Cocaine is available in 2 forms- the salt-cocaine hydrochloride, and the "free base", prepared by heating the salt with baking soda.
The salt can be snorted or injected but cannot be smoked as it disintegrates, while the freebase is smoked. As the freebase is available as white lumps, it is often referred to as "rock".
When smoked, freebase or rock gives a "high" within 5 minutes. It takes longer for the "high" to appear when snorted (inhaled) through the nose- around 20 minutes.
The man I saw had been snorting cocaine for many years. This is the background against which cocaine induced midline destructive lesion (CIMDL) occurs. Typically, it involves perforation of the septum, but can be more extensive, involve the lateral walls or even the soft or hard palate.
Such people do not have systemic vasculitis. They have localised destruction of the septum. Systemic symptoms are absent apart from fatigue, which is very common in cocaine users.
These people would typically test positive for pANCA on immunofluorescence, but not for MPO on ELISA. Here, the pANCA is directed not towards MPO, but an antigen called human neutrophil elastase or HNE, considered quite specific for CIMDL.
However, 50% also test positive for c-ANCA and PR3. This causes diagnostic confusion with GPA (Wegener's), which is of course, usually associated with cANCA & PR3 and can cause nasal perforation as well. Unlike CIMDL however, GPA would not show positive pANCA on immunofluorescence. CIMDL patients also tend to have more extensive septal destruction.
A totally different phenotype of cocaine is a genuine vasculitis associated with gangrenous skin lesions and joint pains, alongside systemic symptoms such as fever, night sweats, weight loss, myalgia. A positive urinalysis or proteinuria and lung lesions (the characteristic features of GPA) are only found in a minority of cases.
The skin lesions are striking- often takes the form of retiform purpura.
Cocaine abusers with this particular phenotype often have a bizarre double positive on ANCA testing. All of them test positive for MPO ANCA, and around 50% test positive for PR3 ANCA.

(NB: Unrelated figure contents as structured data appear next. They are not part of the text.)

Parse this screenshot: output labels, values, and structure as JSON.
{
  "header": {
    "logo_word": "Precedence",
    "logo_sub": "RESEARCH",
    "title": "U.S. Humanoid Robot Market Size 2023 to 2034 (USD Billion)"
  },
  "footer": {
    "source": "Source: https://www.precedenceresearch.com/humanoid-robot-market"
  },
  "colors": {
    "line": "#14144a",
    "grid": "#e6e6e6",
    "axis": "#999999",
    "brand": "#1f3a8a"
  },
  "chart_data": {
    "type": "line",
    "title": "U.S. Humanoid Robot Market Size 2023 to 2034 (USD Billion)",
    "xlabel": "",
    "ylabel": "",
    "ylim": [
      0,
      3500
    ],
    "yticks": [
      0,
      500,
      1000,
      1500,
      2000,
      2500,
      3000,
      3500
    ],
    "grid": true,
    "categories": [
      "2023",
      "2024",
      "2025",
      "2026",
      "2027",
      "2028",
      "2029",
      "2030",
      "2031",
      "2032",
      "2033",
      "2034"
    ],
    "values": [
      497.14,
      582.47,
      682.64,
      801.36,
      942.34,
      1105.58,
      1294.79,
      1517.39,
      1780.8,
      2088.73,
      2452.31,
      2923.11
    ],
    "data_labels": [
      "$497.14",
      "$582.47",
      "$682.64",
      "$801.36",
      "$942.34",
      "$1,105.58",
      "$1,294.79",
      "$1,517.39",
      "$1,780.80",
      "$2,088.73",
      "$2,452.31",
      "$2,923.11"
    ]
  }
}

It is this latter group, with the genuine vasculitis, that has been associated with levamisole.
Levamisole is an antihelminth used in veterinary practice, and is used to "cut" (bulk up) cocaine in 70% of such cases. Levamisole has some amphetamine like properties itself and hence ideally suited for abuse.
Cocaine induced vasculitis can be differentiated from GPA through the double positive ANCA, and the bizarre skin lesions. A proportion of such patients are leucopenic, which is rare in GPA. However, just like GPA, cocaine induced vasculitis requires immunosuppression.